For seventy years, our researchers have analyzed materials down to the atomic levels. We build and test new materials nanometers by nanometers. By comparison, a human hair is 100,000 nanometers thick.
Through this work, we have acquired extensive expertise in materials science and nanotechnology. Our foremost tool at work for new energy systems is the research reactor at Kjeller. The knowledge we gain about materials enables us to deliver internationally leading research.
Norway’s largest microscope
A few examples: Where an x-ray examination shows the bone structure of the body, we can distinguish between the properties of different magnets by use of neutron radiation. When neutrons are radiated through materials, we can see and understand how materials are made up of atoms, how the atoms work and rebuild materials from the very bottom. The research reactor at Kjeller is by some referred to as Norway’s largest microscope.
Our fundamental research in physics is highly specialized. Only a dozen research institutes in the world that can provide similar analysis. In order to improve and innovate existing materials used in items such as batteries and magnets in refrigerators and electric bikes, we are researching and testing new ones: Materials innovation will also provide more environmentally friendly alternatives and reduce dependency on the use of rare minerals.
Fulfillment of the United Nation’s sustainability goals
The international community is dependent on the development of new materials and the conservation of natural resources in order to meet the UN sustainability goals, reduce climate change, provide clean energy for all and make sustainable cities.
This requires precise insight into the structure and dynamics of materials at atomic level. As one of Norway’s largest research institutes for energy, we provide a wide range of solutions for tomorrow’s energy systems. We have leading laboratories and partners on five continents and in multiple countries.

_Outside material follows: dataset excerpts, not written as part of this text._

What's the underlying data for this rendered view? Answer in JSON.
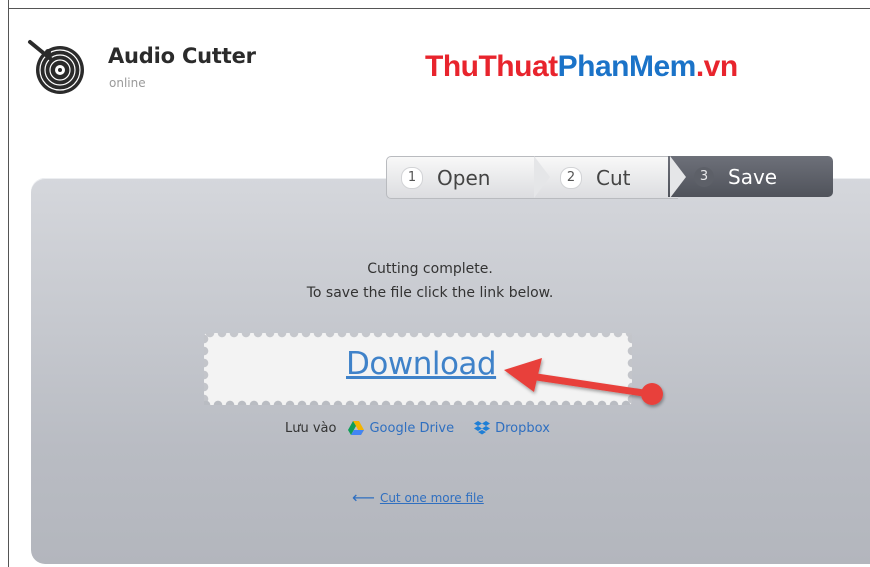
{
  "app": {
    "title": "Audio Cutter",
    "subtitle": "online",
    "logo_icon": "vinyl-scissors-icon"
  },
  "watermark": {
    "part1": "ThuThuat",
    "part2": "PhanMem",
    "part3": ".vn",
    "colors": {
      "red": "#e8242d",
      "blue": "#1b73c8"
    }
  },
  "steps": [
    {
      "number": "1",
      "label": "Open",
      "active": false
    },
    {
      "number": "2",
      "label": "Cut",
      "active": false
    },
    {
      "number": "3",
      "label": "Save",
      "active": true
    }
  ],
  "main": {
    "message_line1": "Cutting complete.",
    "message_line2": "To save the file click the link below.",
    "download_label": "Download",
    "save_to_label": "Lưu vào",
    "google_drive_label": "Google Drive",
    "dropbox_label": "Dropbox",
    "cut_more_label": "Cut one more file"
  },
  "colors": {
    "link": "#2f6fc0",
    "active_step_bg": "#5a5d65",
    "annotation_arrow": "#e8413b"
  }
}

Our ambitions are continuously being extended. We have great ambitions. By use of our highly specialized competence and the research facilities at the Kjeller research reactor, we strengthen basic research in physics, which is the foundation of research on renewable technology, oil and gas, radioactive drugs and energy systems. IFE aims to be an internationally leading center for neutron-based research. This is how we contribute to research for a better future.